The researchers were interested in exercise cardiac index and New York Heart Association (NYHA) functional class as the haemodynamic exercise variables and six-minute walking distance and survival as the prognostic variables. Cardiac index is a measure of cardiac output compared to body surface area. Normal measures at rest are 2.6-4.2 L/min/square meter, and 1.8 L/min/square meter indicates a problem. NYHA functional class categorizes individuals into one of four classes based on the severity of symptoms during physical activity. The lower the classification, the better (less/no pain or fatigue) cardiac disease patients feel when exercising.
Baseline evaluations showed exercise cardiac index decreased with an increase in NYHA functional class, but there was no difference in resting cardiac index across groups. All 55 patients were treated for their pulmonary arterial hypertension and 20 were re-evaluated three-to-five months later. Thereafter, all 55 patients were evaluated every three-to-six months.

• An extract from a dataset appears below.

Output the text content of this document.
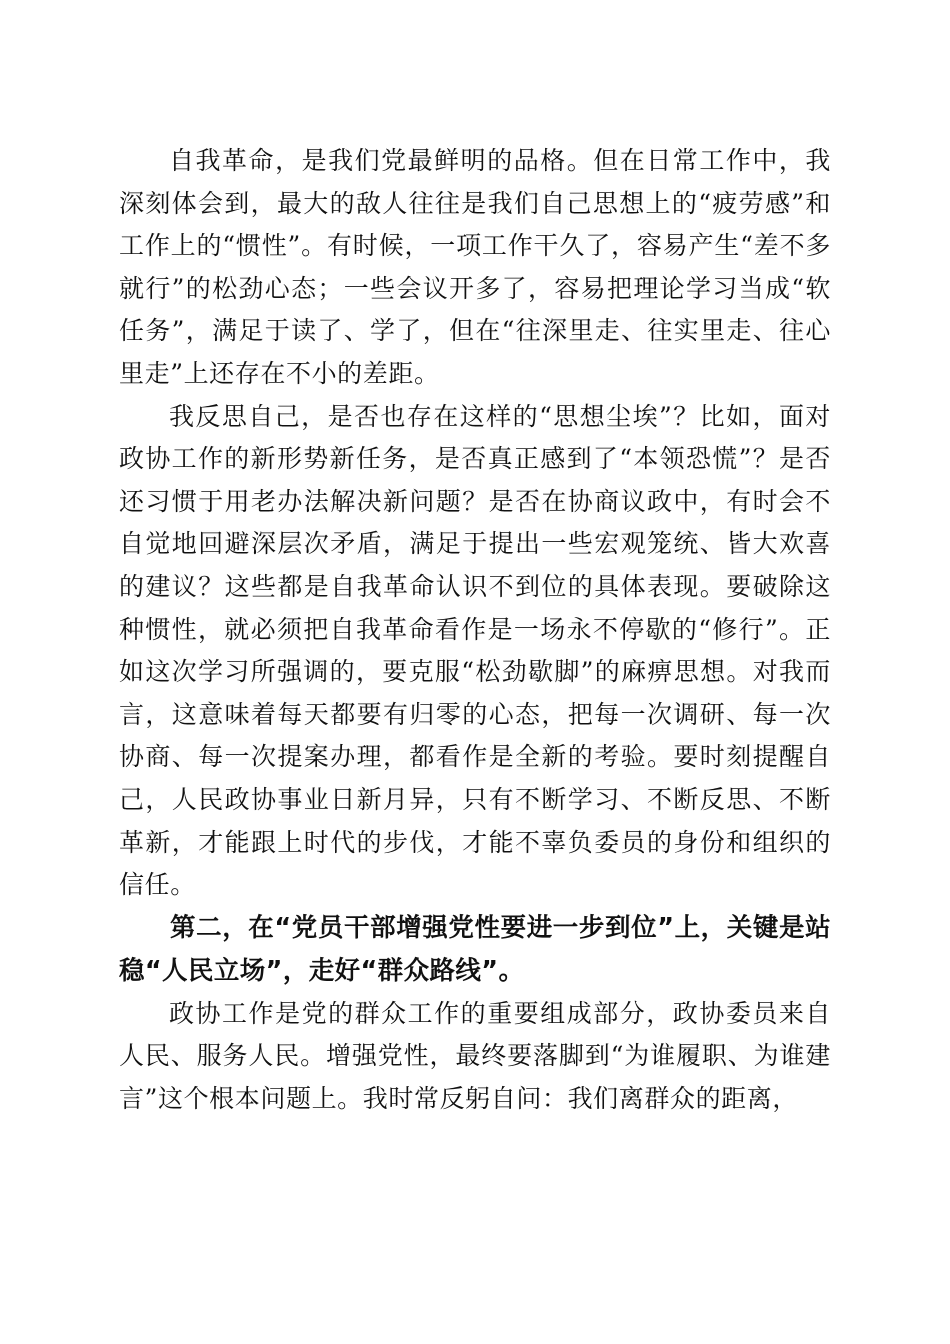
自我革命，是我们党最鲜明的品格。但在日常工作中，我深刻体会到，最大的敌人往往是我们自己思想上的“疲劳感”和工作上的“惯性”。有时候，一项工作干久了，容易产生“差不多就行”的松劲心态；一些会议开多了，容易把理论学习当成“软任务”，满足于读了、学了，但在“往深里走、往实里走、往心里走”上还存在不小的差距。

我反思自己，是否也存在这样的“思想尘埃”？比如，面对政协工作的新形势新任务，是否真正感到了“本领恐慌”？是否还习惯于用老办法解决新问题？是否在协商议政中，有时会不自觉地回避深层次矛盾，满足于提出一些宏观笼统、皆大欢喜的建议？这些都是自我革命认识不到位的具体表现。要破除这种惯性，就必须把自我革命看作是一场永不停歇的“修行”。正如这次学习所强调的，要克服“松劲歇脚”的麻痹思想。对我而言，这意味着每天都要有归零的心态，把每一次调研、每一次协商、每一次提案办理，都看作是全新的考验。要时刻提醒自己，人民政协事业日新月异，只有不断学习、不断反思、不断革新，才能跟上时代的步伐，才能不辜负委员的身份和组织的信任。

第二，在“党员干部增强党性要进一步到位”上，关键是站稳“人民立场”，走好“群众路线”。

政协工作是党的群众工作的重要组成部分，政协委员来自人民、服务人民。增强党性，最终要落脚到“为谁履职、为谁建言”这个根本问题上。我时常反躬自问：我们离群众的距离，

Monitoring the patients over time, the researchers found six-minute walking distance improved as exercise cardiac index increased. In terms of survival, the best predictor was again exercise cardiac index. At the final evaluation time, 25 patients had succumbed to the disease. Survival rates were 87%, 81%, and 69% after one, two, and three years, respectively.
Lead author Ari Chaouat concluded that “change in pulmonary haemodynamics during exercise is an important tool for assessing disease severity and may help devise optimal treat-to-target strategies.” If patients have poor cardiac performance, a more aggressive strategy to treat their pulmonary arterial hypertension may be warranted.